С кончика носа срывается первая капля пота, возвещающая о начале нового незнакомого периода, ты смотришь в зеркало и видишь, как круглые глаза превращаются в миндалевидные, грудная клетка увеличивается, а вместо привычной футболки на плечах болтается пончо. Самое время соорудить жертвенный алтарь и за неимением лам закидать его трупами леггорнов, но тут голос разума просит тебя попридержать коней и взглянуть на мирный атом, который так разошелся, что похоже готов навалять всякому, кто имеет что-то против твоей бледной кожи.
Чтобы колония не испарилась, приходится запускать атомную электростанцию. Работает она всего пару лет, в целях безопасности поместили ее в такие дали, что все коммуникации требуют постоянной диагностики. Можно, конечно, положиться на случай, отрядить людей заниматься более насущными делами, а работоспособность станции проверить перед самым запуском. Эту идею яростно пропагандировал Зухир, уверявший, что на все воля Аллаха, и если кому-то суждено умереть, то это и так произойдет. Устав от кажущейся бесполезной работы, многие начинали подпевать мусульманину, но на следующий день на всякий случай все равно продолжали делать то, что было предписано инструкциями.

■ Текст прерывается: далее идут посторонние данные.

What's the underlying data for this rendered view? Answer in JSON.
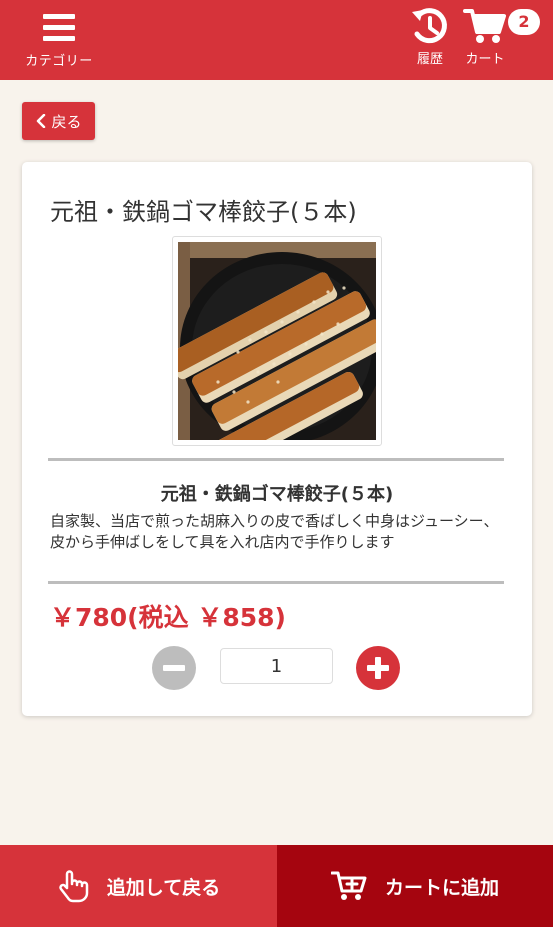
{
  "header": {
    "menu_label": "カテゴリー",
    "history_label": "履歴",
    "cart_label": "カート",
    "cart_count": "2"
  },
  "back_label": "戻る",
  "product": {
    "title": "元祖・鉄鍋ゴマ棒餃子(５本)",
    "subtitle": "元祖・鉄鍋ゴマ棒餃子(５本)",
    "description": "自家製、当店で煎った胡麻入りの皮で香ばしく中身はジューシー、皮から手伸ばしをして具を入れ店内で手作りします",
    "price": "￥780(税込 ￥858)",
    "quantity": "1",
    "image_icon": "gyoza-photo"
  },
  "footer": {
    "add_back_label": "追加して戻る",
    "add_cart_label": "カートに追加"
  },
  "colors": {
    "primary": "#d6333a",
    "dark_primary": "#a5050f",
    "background": "#f8f3ec",
    "disabled": "#bdbdbd"
  }
}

Я держу перед собой домового и разглядываю в пластиковых глазах свое слабое отражение.
- Буду называть тебя Дурином, если ты не против, - говорю я игрушке.

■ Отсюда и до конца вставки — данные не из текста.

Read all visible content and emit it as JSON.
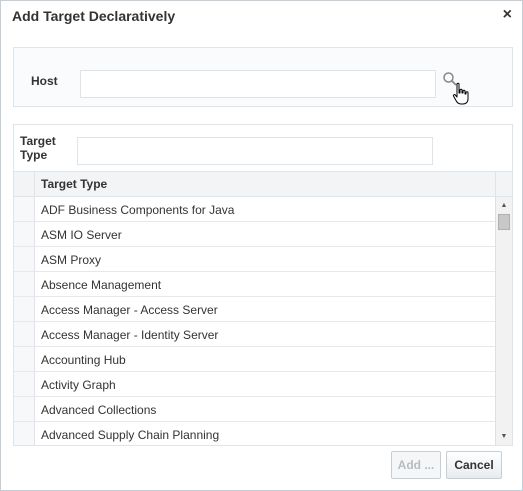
{
  "dialog": {
    "title": "Add Target Declaratively",
    "close_glyph": "×"
  },
  "host": {
    "label": "Host",
    "value": "",
    "search_icon": "search-icon"
  },
  "filter": {
    "label": "Target Type",
    "value": ""
  },
  "table": {
    "column_header": "Target Type",
    "rows": [
      "ADF Business Components for Java",
      "ASM IO Server",
      "ASM Proxy",
      "Absence Management",
      "Access Manager - Access Server",
      "Access Manager - Identity Server",
      "Accounting Hub",
      "Activity Graph",
      "Advanced Collections",
      "Advanced Supply Chain Planning"
    ]
  },
  "buttons": {
    "add_label": "Add ...",
    "cancel_label": "Cancel"
  },
  "colors": {
    "border": "#dfe4e8",
    "header_bg": "#f2f4f6",
    "disabled_text": "#b8bcc0"
  }
}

Дурин не возражает. Я хочу спросить у новоиспеченного гнома, как мне выбраться из этой проклятой Мории, но в дверь неожиданно стучат.
- Кто там?
- Это я, - раздается голос Петерсона.
- Молви друг и войди! - требую я.
- Чего?
- Ничего! Сейчас открою.
Кладу игрушку на верхнюю полку, надеваю для приличия шорты и быстро заправляю постель – вдруг доктор решил вернуться домой.

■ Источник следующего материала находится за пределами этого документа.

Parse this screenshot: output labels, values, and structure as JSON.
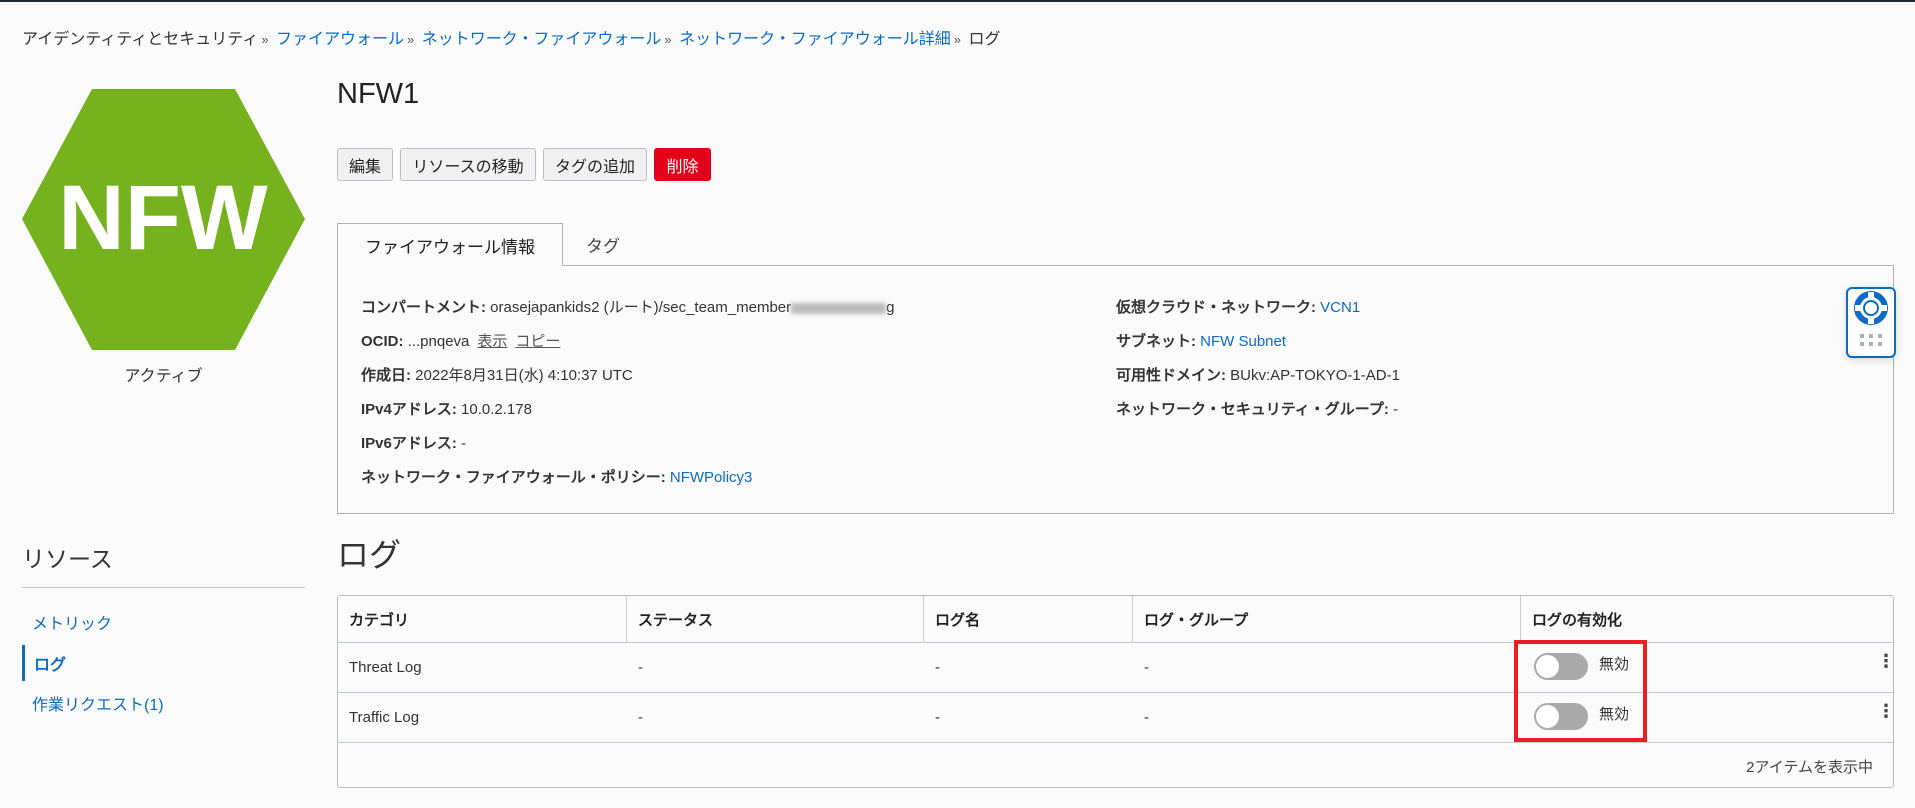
{
  "breadcrumb": {
    "items": [
      {
        "label": "アイデンティティとセキュリティ",
        "link": false
      },
      {
        "label": "ファイアウォール",
        "link": true
      },
      {
        "label": "ネットワーク・ファイアウォール",
        "link": true
      },
      {
        "label": "ネットワーク・ファイアウォール詳細",
        "link": true
      },
      {
        "label": "ログ",
        "link": false
      }
    ],
    "separator": "»"
  },
  "logo": {
    "text": "NFW",
    "color": "#76b21e"
  },
  "status": "アクティブ",
  "title": "NFW1",
  "actions": {
    "edit": "編集",
    "move": "リソースの移動",
    "add_tag": "タグの追加",
    "delete": "削除"
  },
  "tabs": [
    {
      "label": "ファイアウォール情報",
      "active": true
    },
    {
      "label": "タグ",
      "active": false
    }
  ],
  "info": {
    "compartment": {
      "label": "コンパートメント:",
      "value": "orasejapankids2 (ルート)/sec_team_member",
      "tail": "g"
    },
    "ocid": {
      "label": "OCID:",
      "value": "...pnqeva",
      "show": "表示",
      "copy": "コピー"
    },
    "created": {
      "label": "作成日:",
      "value": "2022年8月31日(水) 4:10:37 UTC"
    },
    "ipv4": {
      "label": "IPv4アドレス:",
      "value": "10.0.2.178"
    },
    "ipv6": {
      "label": "IPv6アドレス:",
      "value": "-"
    },
    "policy": {
      "label": "ネットワーク・ファイアウォール・ポリシー:",
      "value": "NFWPolicy3"
    },
    "vcn": {
      "label": "仮想クラウド・ネットワーク:",
      "value": "VCN1"
    },
    "subnet": {
      "label": "サブネット:",
      "value": "NFW Subnet"
    },
    "ad": {
      "label": "可用性ドメイン:",
      "value": "BUkv:AP-TOKYO-1-AD-1"
    },
    "nsg": {
      "label": "ネットワーク・セキュリティ・グループ:",
      "value": "-"
    }
  },
  "resources": {
    "title": "リソース",
    "items": [
      {
        "label": "メトリック",
        "active": false
      },
      {
        "label": "ログ",
        "active": true
      },
      {
        "label": "作業リクエスト(1)",
        "active": false
      }
    ]
  },
  "logs": {
    "heading": "ログ",
    "columns": [
      "カテゴリ",
      "ステータス",
      "ログ名",
      "ログ・グループ",
      "ログの有効化"
    ],
    "rows": [
      {
        "category": "Threat Log",
        "status": "-",
        "log_name": "-",
        "log_group": "-",
        "enabled": false,
        "toggle_label": "無効"
      },
      {
        "category": "Traffic Log",
        "status": "-",
        "log_name": "-",
        "log_group": "-",
        "enabled": false,
        "toggle_label": "無効"
      }
    ],
    "footer": "2アイテムを表示中"
  },
  "colors": {
    "link": "#0b6bc6",
    "danger": "#e3001b",
    "highlight": "#ed1c24"
  }
}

Но Петерсон всего лишь хочет забрать свои вещи, точнее вещь.
- Ты не видел мою шляпу? - спрашивает он.
- Шляпу?
- Да. Такая ковбойская. Я надеваю ее каждый год в день Швеции, а завтра как раз... ну ты понял....
- Ты празднуешь день Швеции в американской шляпе?
- А ты что расист?
- Нет, просто это очень странно.
- Если я скажу, что шляпа синяя, а на ней изображен желтый крест этого будет достаточно?
- Наверное, - отвечаю я и добавляю, - просто никогда не видел тебя в шляпе.
Доктор пожимает плечами, всем своим видом показывая, что мои слова ему безразличны, и принимается рыться в комнате.
- Шляпа не иголка, я бы ее заметил, - сообщаю я, когда доктор приподнимает мой матрас.
- Что серьезно? - с вызовом спрашивает Петерсон.
- Серьезно что?
- Ты думаешь, я тебе поверю?
- А какой смысл мне обманывать?
- Да кто ж тебя знает, - мотает головой доктор и продолжает поиски.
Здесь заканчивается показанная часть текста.